Importing a python PMML into Spark (Scala)

846 views
Skip to first unread message

Alireza Chakeri

unread,
Aug 15, 2017, 10:54:24 AM8/15/17
to Java PMML API
I have exported a PMML file from a fitted model in python, and would like to import it in Spark (scala). I am using maven packaging in scala IDE, and made this pom file dependencies:

<dependencies>
<dependency>
<groupId>org.apache.spark</groupId>
<artifactId>spark-core_2.10</artifactId>
<version>[1.5.0, 1.6.3]</version>
<scope>provided</scope>
</dependency>
<dependency>
<groupId>org.jpmml</groupId>
<artifactId>jpmml-evaluator-spark</artifactId>
<version>1.0.0</version>
</dependency>
</dependencies>


The scala code looks like this:

import org.jpmml.evaluator.Evaluator
import org.jpmml.evaluator.spark._

val fileNamePmml = "mypmml.pmml"
val pmmlFile = new File(fileNamePmml)

val myEvaluator: Evaluator = EvaluatorUtil.createEvaluator(pmmlFile)

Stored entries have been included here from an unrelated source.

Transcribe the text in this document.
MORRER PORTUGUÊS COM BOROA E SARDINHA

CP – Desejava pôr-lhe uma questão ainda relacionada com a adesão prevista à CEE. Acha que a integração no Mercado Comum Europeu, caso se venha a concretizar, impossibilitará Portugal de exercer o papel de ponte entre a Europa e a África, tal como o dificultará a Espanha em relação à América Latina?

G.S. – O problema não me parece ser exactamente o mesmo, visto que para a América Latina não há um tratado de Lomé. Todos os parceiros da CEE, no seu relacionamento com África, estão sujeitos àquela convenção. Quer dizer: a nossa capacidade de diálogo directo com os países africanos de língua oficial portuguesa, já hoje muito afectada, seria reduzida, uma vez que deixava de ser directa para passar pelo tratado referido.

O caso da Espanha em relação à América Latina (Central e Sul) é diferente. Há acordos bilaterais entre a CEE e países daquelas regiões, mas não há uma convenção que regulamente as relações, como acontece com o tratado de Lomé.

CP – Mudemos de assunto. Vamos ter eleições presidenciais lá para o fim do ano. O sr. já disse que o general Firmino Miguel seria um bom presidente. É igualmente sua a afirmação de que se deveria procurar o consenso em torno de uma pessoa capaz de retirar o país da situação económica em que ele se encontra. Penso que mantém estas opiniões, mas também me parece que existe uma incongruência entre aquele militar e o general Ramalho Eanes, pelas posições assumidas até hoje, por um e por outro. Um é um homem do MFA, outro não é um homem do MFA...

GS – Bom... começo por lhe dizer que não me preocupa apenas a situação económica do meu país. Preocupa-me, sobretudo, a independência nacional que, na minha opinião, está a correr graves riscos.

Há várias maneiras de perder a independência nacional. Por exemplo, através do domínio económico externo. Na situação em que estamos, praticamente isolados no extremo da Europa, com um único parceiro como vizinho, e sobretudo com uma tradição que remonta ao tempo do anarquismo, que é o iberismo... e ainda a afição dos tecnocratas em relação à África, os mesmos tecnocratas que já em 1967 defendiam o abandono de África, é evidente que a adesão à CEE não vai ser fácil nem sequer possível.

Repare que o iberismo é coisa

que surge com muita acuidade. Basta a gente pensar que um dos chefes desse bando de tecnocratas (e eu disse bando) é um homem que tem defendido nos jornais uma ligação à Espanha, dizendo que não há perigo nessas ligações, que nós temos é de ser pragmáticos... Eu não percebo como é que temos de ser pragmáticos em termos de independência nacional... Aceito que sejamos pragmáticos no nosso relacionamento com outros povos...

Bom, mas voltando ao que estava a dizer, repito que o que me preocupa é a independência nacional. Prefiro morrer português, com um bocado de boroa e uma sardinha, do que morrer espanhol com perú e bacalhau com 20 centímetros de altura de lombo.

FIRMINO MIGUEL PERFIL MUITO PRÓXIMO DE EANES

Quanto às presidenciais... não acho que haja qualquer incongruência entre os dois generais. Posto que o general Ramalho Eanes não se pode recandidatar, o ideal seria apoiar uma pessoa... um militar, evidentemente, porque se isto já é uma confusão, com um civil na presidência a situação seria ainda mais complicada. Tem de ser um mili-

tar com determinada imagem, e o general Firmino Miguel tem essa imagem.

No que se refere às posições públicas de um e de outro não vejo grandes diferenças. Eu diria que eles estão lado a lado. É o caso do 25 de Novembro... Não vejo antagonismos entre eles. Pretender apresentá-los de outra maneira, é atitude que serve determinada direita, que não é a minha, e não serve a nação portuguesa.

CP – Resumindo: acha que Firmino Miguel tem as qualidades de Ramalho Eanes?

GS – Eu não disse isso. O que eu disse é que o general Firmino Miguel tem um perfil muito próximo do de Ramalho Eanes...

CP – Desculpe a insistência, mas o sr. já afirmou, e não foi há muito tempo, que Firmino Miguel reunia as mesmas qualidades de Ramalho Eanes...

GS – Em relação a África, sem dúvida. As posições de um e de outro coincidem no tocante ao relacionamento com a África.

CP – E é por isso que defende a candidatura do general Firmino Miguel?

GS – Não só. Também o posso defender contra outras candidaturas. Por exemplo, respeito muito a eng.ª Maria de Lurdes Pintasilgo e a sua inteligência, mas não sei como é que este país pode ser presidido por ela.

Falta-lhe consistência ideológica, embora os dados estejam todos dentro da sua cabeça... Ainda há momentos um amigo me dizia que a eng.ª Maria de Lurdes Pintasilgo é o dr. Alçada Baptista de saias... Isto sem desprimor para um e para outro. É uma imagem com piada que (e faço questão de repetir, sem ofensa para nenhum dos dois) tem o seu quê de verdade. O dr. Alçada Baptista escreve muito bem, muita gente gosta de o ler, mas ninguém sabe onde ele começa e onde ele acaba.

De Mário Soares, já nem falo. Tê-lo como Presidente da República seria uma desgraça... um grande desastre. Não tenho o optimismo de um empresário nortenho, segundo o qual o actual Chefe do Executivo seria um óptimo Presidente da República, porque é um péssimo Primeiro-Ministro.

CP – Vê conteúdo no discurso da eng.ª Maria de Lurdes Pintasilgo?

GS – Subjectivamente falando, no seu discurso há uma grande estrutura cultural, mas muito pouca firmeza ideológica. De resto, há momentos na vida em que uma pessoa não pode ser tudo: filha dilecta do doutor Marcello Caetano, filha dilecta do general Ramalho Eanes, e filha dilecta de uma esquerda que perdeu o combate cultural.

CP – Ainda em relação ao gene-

val pmmlTransformerBuilder = new TransformerBuilder(myEvaluator)
.withTargetCols()
.withOutputCols()
.exploded(false);


But I am getting this error:

Exception in thread "main" java.lang.NoClassDefFoundError: org/apache/spark/ml/Transformer
at spark.SimpleJpmml$.main(SimpleJpmml.scala:27)
at spark.SimpleJpmml.main(SimpleJpmml.scala)
Caused by: java.lang.ClassNotFoundException: org.apache.spark.ml.Transformer
at java.net.URLClassLoader.findClass(Unknown Source)
at java.lang.ClassLoader.loadClass(Unknown Source)
at sun.misc.Launcher$AppClassLoader.loadClass(Unknown Source)
at java.lang.ClassLoader.loadClass(Unknown Source)
... 2 more


If I add this dependency <artifactId:spark-mllib_2.10,version:2.0.0> to my pom file too, then I get this error:

Exception in thread "main" java.lang.IllegalArgumentException: http://www.dmg.org/PMML-4_3
at org.jpmml.schema.Version.forNamespaceURI(Version.java:61)
at org.jpmml.model.PMMLFilter.updateSource(PMMLFilter.java:121)
at org.jpmml.model.PMMLFilter.startPrefixMapping(PMMLFilter.java:43)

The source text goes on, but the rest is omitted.